それからの一週間、幸いというべきか、橘先生と会う機会は全くなかった。正直な話。今のこの心の状況で会ったところで、どんな顔をすれば良いか、どんな会話をすれば良いかなんて全く分からなかった。
「はぁー」
僕は毎日のように溜息を吐いて、今まで以上に人との距離を空けるようになっていった。
「行かないとダメだよね。かなり億劫だ。でもこれさえ乗り切れば夏休みだ。何も悩む事なんて無いんだ……」
僕は自分に言い聞かせるようにそう呟いた。当初の予定では前回、病院に行った時点でギプスが外れる予定だったが、あの件があったせいで今の今までうやむやになっていた。その為、もう一度だけ病院に行く必要があった。
「はぁー」
僕はもう一度、ゆっくりと深い溜息を吐いて心を落ち着かせていった。心を落ち着かせながら自分の目が、心が、冷めていくのを感じた。
「あぁ、この感じ懐かしいな。まるであの頃に戻ったみたいだ……」
僕はまた誰に言うわけでもなく、ゆっくりとそう呟きながら病院へ行くためバス停へ向かい歩き始めた。

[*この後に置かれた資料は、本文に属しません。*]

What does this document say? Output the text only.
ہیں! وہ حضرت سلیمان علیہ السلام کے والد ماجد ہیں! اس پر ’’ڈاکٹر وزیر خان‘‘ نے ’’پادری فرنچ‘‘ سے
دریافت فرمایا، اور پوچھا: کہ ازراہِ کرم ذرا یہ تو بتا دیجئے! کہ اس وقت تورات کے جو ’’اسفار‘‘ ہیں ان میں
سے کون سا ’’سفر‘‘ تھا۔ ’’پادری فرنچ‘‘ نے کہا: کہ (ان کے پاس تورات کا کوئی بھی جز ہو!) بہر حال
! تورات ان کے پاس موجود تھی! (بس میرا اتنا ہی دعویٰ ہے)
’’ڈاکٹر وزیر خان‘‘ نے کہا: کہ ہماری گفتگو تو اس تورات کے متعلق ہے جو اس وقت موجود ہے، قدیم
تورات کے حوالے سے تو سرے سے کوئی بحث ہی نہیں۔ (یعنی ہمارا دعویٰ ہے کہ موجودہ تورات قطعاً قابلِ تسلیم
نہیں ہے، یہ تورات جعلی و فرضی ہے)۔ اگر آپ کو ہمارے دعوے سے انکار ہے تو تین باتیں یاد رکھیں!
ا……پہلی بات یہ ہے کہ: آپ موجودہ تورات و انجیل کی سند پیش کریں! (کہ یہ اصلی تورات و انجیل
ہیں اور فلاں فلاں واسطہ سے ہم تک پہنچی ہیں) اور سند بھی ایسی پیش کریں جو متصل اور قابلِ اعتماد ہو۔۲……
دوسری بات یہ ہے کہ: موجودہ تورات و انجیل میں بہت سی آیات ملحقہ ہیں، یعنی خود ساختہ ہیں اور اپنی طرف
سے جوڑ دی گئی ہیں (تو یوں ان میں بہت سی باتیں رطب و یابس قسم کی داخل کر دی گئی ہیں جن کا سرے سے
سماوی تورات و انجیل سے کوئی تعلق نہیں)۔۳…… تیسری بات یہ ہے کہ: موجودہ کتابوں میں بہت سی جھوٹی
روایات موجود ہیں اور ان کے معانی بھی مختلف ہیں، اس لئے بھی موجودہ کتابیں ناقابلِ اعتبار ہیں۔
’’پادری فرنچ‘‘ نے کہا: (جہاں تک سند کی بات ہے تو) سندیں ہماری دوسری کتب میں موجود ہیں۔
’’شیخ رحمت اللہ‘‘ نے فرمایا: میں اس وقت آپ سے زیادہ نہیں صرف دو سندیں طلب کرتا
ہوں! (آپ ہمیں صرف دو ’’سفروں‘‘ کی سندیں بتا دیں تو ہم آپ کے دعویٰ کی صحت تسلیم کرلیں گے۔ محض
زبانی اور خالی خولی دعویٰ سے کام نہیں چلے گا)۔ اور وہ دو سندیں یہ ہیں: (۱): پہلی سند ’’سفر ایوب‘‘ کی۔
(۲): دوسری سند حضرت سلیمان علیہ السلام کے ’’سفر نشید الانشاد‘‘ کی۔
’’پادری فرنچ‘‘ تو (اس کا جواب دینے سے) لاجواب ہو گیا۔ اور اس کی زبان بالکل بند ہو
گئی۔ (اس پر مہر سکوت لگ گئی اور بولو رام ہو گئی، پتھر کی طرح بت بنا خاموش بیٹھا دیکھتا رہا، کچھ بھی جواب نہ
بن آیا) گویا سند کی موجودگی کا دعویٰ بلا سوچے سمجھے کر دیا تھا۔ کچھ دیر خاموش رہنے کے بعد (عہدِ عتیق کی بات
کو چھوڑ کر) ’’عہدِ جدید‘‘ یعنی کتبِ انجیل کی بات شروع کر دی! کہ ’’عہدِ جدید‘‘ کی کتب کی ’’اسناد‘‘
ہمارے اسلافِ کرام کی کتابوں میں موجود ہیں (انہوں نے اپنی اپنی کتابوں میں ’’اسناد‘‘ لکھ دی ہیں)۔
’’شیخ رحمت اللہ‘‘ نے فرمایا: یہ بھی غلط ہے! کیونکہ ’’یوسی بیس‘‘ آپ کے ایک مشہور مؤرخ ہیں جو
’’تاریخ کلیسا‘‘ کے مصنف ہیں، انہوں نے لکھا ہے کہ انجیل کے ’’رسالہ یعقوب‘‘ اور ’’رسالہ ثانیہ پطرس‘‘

バス停に着くと程なくして、病院行きのバスが到着した。それからはあっという間だった。人がいつも以上に少なかった事。予約していった事。それらが相まってか病院に着いてから直ぐに診察室へと通された。
「失礼します……」
僕は普段よりもワントーン落としたような声で、静かに扉をノックしながら診察室へと入っていった。
「はじめくっ……小鳥遊さん。どうぞお座りください」
不知火先生も僕の雰囲気に気が付いたのか、普段通りに呼びかけようとしたのを辞め、あくまで『医師』と『患者』のやり取りに切り替えた。
「まずはこちらを見てください」
不知火先生はレントゲンを指差しながら説明を始めた。時々、不知火先生の視線が何か言いたそうにしているのに僕は気付いてはいたが、敢えて気付いていないフリをした。
説明が終わり、ギプスが外れようやく骨折が完治した。僕はそれが終わると早々に席を立ち診察室を後にしようとした。
「藍を恨まないでやってくれ……」
僕がドアノブに手を掛けた時、不知火先生のそんな声が聞こえてきた。僕は何の反応もする事なく診察室を後にした。